Tech like Uber and Airbnb have also felt the industry and regulatory wrath from going against the grain. Backlash may be a signal in your space that processes are inherently broken and frustrating for your clients. Focusing your company on solving that problem and you become an irreplaceable solution.
We felt the heat a year ago.
Before our service entered the market businesses with unpaid invoices would have to call multiple collection agencies on their own. Next, they would begin an exhausting and inefficient quoting process called “RFP” or request for proposal.
Manual Collections RFP’s can sometimes lead to lower recovery. Most times the bids are managed without an educational component causing business owners to choose a less experienced agency on fee’s alone.

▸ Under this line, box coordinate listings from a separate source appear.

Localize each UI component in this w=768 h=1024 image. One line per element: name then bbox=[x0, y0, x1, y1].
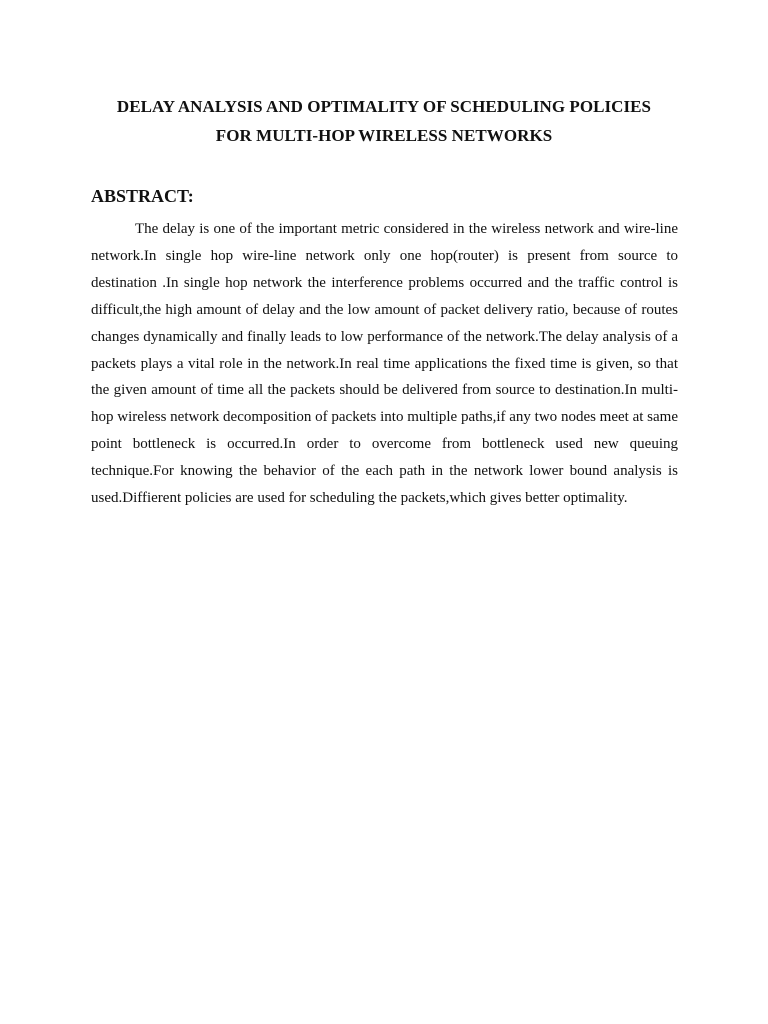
document-title bbox=[0, 92, 768, 150]
title-line-2: FOR MULTI-HOP WIRELESS NETWORKS bbox=[215, 126, 553, 145]
abstract-heading: ABSTRACT: bbox=[91, 186, 194, 206]
abstract-paragraph: The delay is one of the important metric considered in the wireless network and wire-line network.In single hop wire-line network only one hop(router) is present from source to destination .In single hop network the interference problems occurred and the traffic control is difficult,the high amount of delay and the low amount of packet delivery ratio, because of routes changes dynamically and finally leads to low performance of the network.The delay analysis of a packets plays a vital role in the network.In real time applications the fixed time is given, so that the given amount of time all the packets should be delivered from source to destination.In multi-hop wireless network decomposition of packets into multiple paths,if any two nodes meet at same point bottleneck is occurred.In order to overcome from bottleneck used new queuing technique.For knowing the behavior of the each path in the network lower bound analysis is used.Diffierent policies are used for scheduling the packets,which gives better optimality. bbox=[91, 221, 678, 507]
title-line-1: DELAY ANALYSIS AND OPTIMALITY OF SCHEDULING POLICIES bbox=[116, 97, 652, 116]
abstract-body bbox=[91, 216, 678, 512]
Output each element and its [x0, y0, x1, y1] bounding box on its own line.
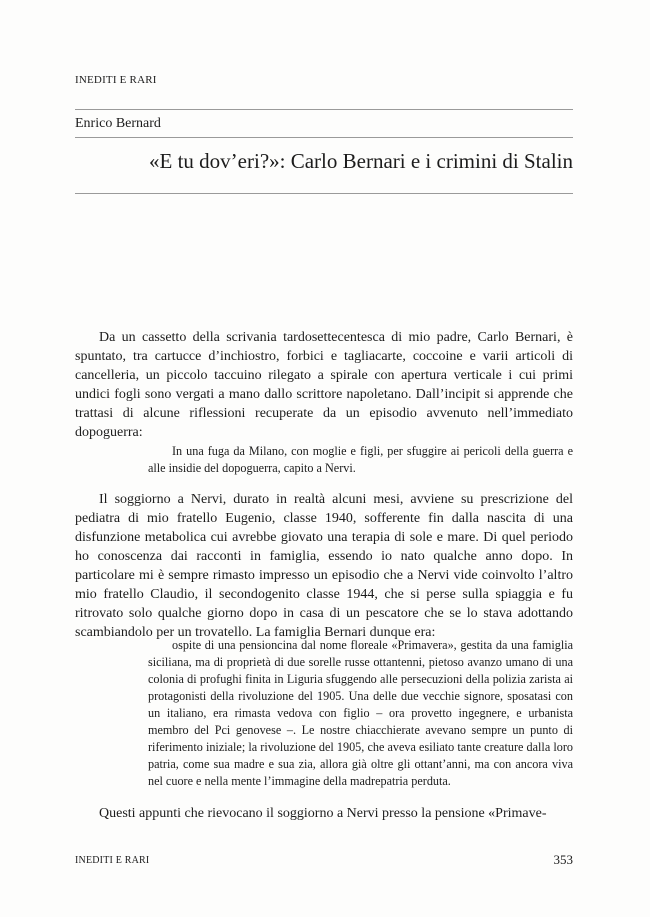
body-paragraph-3: Questi appunti che rievocano il soggiorno a Nervi presso la pensione «Primave-	[99, 806, 547, 821]
running-section-footer: INEDITI E RARI	[75, 855, 150, 866]
header-rule-top	[75, 109, 573, 110]
running-section-header: INEDITI E RARI	[75, 74, 157, 86]
header-rule-bottom	[75, 193, 573, 194]
page-number: 353	[553, 852, 573, 867]
article-author: Enrico Bernard	[75, 116, 161, 131]
header-rule-middle	[75, 137, 573, 138]
block-quote-1: In una fuga da Milano, con moglie e figli, per sfuggire ai pericoli della guerra e alle insidie del dopoguerra, capito a Nervi.	[148, 444, 573, 475]
block-quote-2: ospite di una pensioncina dal nome floreale «Primavera», gestita da una famiglia siciliana, ma di proprietà di due sorelle russe ottantenni, pietoso avanzo umano di una colonia di profughi finita in Liguria sfuggendo alle persecuzioni della polizia zarista ai protagonisti della rivoluzione del 1905. Una delle due vecchie signore, sposatasi con un italiano, era rimasta vedova con figlio – ora provetto ingegnere, e urbanista membro del Pci genovese –. Le nostre chiacchierate avevano sempre un punto di riferimento iniziale; la rivoluzione del 1905, che aveva esiliato tante creature dalla loro patria, come sua madre e sua zia, allora già oltre gli ottant’anni, ma con ancora viva nel cuore e nella mente l’immagine della madrepatria perduta.	[148, 638, 573, 788]
body-paragraph-2: Il soggiorno a Nervi, durato in realtà alcuni mesi, avviene su prescrizione del pediatra di mio fratello Eugenio, classe 1940, sofferente fin dalla nascita di una disfunzione metabolica cui avrebbe giovato una terapia di sole e mare. Di quel periodo ho conoscenza dai racconti in famiglia, essendo io nato qualche anno dopo. In particolare mi è sempre rimasto impresso un episodio che a Nervi vide coinvolto l’altro mio fratello Claudio, il secondogenito classe 1944, che si perse sulla spiaggia e fu ritrovato solo qualche giorno dopo in casa di un pescatore che se lo stava adottando scambiandolo per un trovatello. La famiglia Bernari dunque era:	[75, 492, 573, 640]
article-title: «E tu dov’eri?»: Carlo Bernari e i crimini di Stalin	[149, 149, 573, 173]
body-paragraph-1: Da un cassetto della scrivania tardosettecentesca di mio padre, Carlo Bernari, è spuntato, tra cartucce d’inchiostro, forbici e tagliacarte, coccoine e varii articoli di cancelleria, un piccolo taccuino rilegato a spirale con apertura verticale i cui primi undici fogli sono vergati a mano dallo scrittore napoletano. Dall’incipit si apprende che trattasi di alcune riflessioni recuperate da un episodio avvenuto nell’immediato dopoguerra:	[75, 330, 573, 440]
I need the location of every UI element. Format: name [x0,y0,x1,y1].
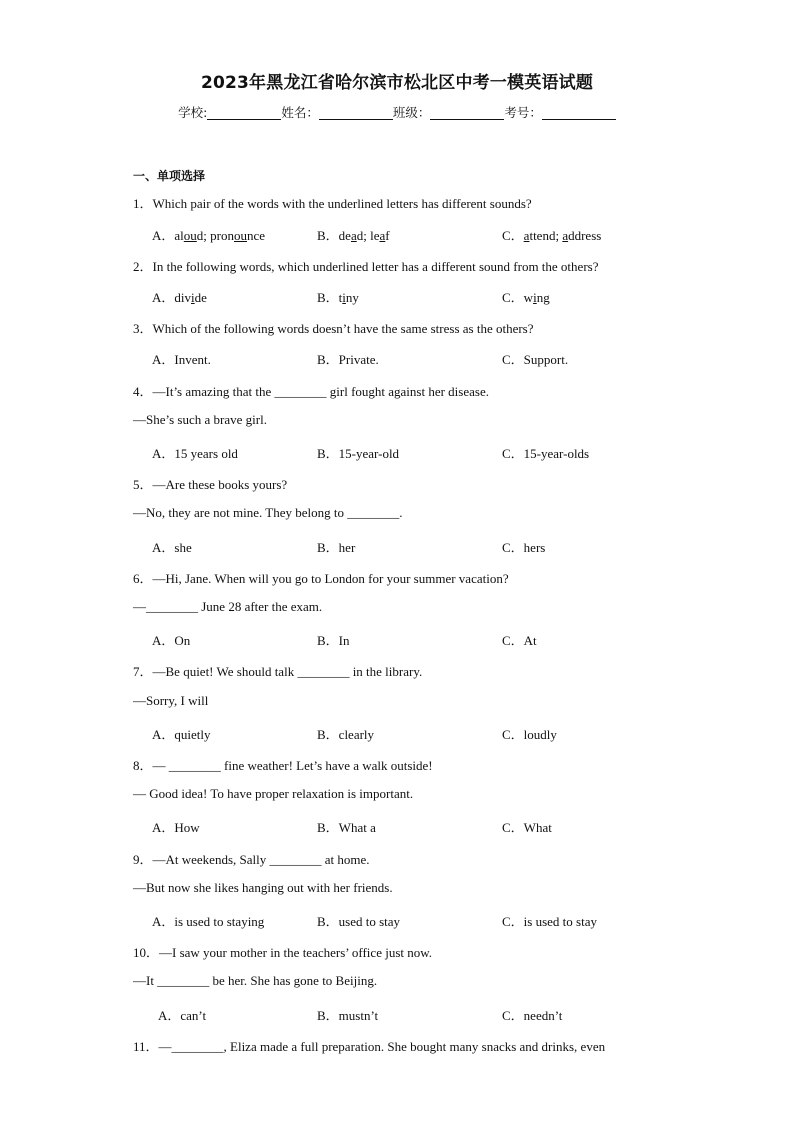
school-blank [207,106,281,120]
question-stem-reply: —But now she likes hanging out with her friends. [133,880,393,895]
option-b: B．dead; leaf [317,228,390,243]
class-blank [430,106,504,120]
option-a: A．is used to staying [152,914,265,929]
name-label: 姓名： [281,105,319,120]
option-b: B．clearly [317,727,375,742]
question-stem: 4．—It’s amazing that the ________ girl fought against her disease. [133,384,489,399]
option-a: A．aloud; pronounce [152,228,266,243]
question-stem-reply: —________ June 28 after the exam. [133,599,323,614]
question-stem: 10．—I saw your mother in the teachers’ office just now. [133,945,433,960]
option-a: A．15 years old [152,446,238,461]
option-a: A．How [152,820,200,835]
option-a: A．quietly [152,727,211,742]
option-b: B．15-year-old [317,446,400,461]
option-c: C．At [502,633,537,648]
question-stem: 3．Which of the following words doesn’t have the same stress as the others? [133,321,534,336]
option-b: B．Private. [317,352,379,367]
option-c: C．Support. [502,352,569,367]
question-stem: 11．—________, Eliza made a full preparation. She bought many snacks and drinks, even [133,1039,606,1054]
option-c: C．What [502,820,552,835]
question-stem-reply: —Sorry, I will [133,693,209,708]
question-stem: 1．Which pair of the words with the underlined letters has different sounds? [133,196,532,211]
option-c: C．wing [502,290,550,305]
option-c: C．loudly [502,727,557,742]
question-stem: 5．—Are these books yours? [133,477,288,492]
option-b: B．tiny [317,290,359,305]
option-b: B．her [317,540,356,555]
option-a: A．can’t [158,1008,207,1023]
option-b: B．used to stay [317,914,401,929]
question-stem: 7．—Be quiet! We should talk ________ in the library. [133,664,423,679]
option-b: B．In [317,633,350,648]
option-a: A．On [152,633,191,648]
option-a: A．divide [152,290,207,305]
option-b: B．mustn’t [317,1008,379,1023]
question-stem: 8．— ________ fine weather! Let’s have a walk outside! [133,758,433,773]
class-label: 班级： [392,105,431,120]
option-c: C．is used to stay [502,914,597,929]
question-stem-reply: —It ________ be her. She has gone to Beijing. [133,973,378,988]
option-a: A．she [152,540,192,555]
question-stem: 9．—At weekends, Sally ________ at home. [133,852,370,867]
option-a: A．Invent. [152,352,211,367]
question-stem-reply: — Good idea! To have proper relaxation is important. [133,786,414,801]
option-b: B．What a [317,820,376,835]
question-stem: 2．In the following words, which underlined letter has a different sound from the others? [133,259,599,274]
name-blank [319,106,393,120]
number-blank [542,106,616,120]
page-title: 2023年黑龙江省哈尔滨市松北区中考一模英语试题 [200,73,594,93]
number-label: 考号： [504,105,542,120]
option-c: C．hers [502,540,546,555]
question-stem-reply: —No, they are not mine. They belong to ________. [133,505,403,520]
question-stem-reply: —She’s such a brave girl. [133,412,267,427]
section-title: 一、单项选择 [133,169,206,183]
option-c: C．needn’t [502,1008,563,1023]
option-c: C．attend; address [502,228,602,243]
question-stem: 6．—Hi, Jane. When will you go to London for your summer vacation? [133,571,509,586]
option-c: C．15-year-olds [502,446,590,461]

Enter our solution Recoverity, a single Collections RFP shared digitally with multiple agencies at once and then compiled for the user. Streamlining this decision gave us extra time to showcase industry experience, functionality, and recovery rate that enabled customers to get more money back in the long run. We added improved safeguards with background check information, debtor complaints, and compliance illustrations.
When we pitched some agencies on this idea we got responses like “we have been doing Collections RFP’s in house for 35 years, what makes you think you can change that?”
At the time we were in a panic when we thought this model may not fit this industry. We should have realized immediately that this pushback was a huge clue that we were on the right track. Our solution wasn’t going to be a good fit for every agency, but the firms that placed an importance on sharing their strengths came forward.
What opportunities/problems exist in your industry? What do your users want and how can you deliver? What changes can you make to your business model to solve these problems?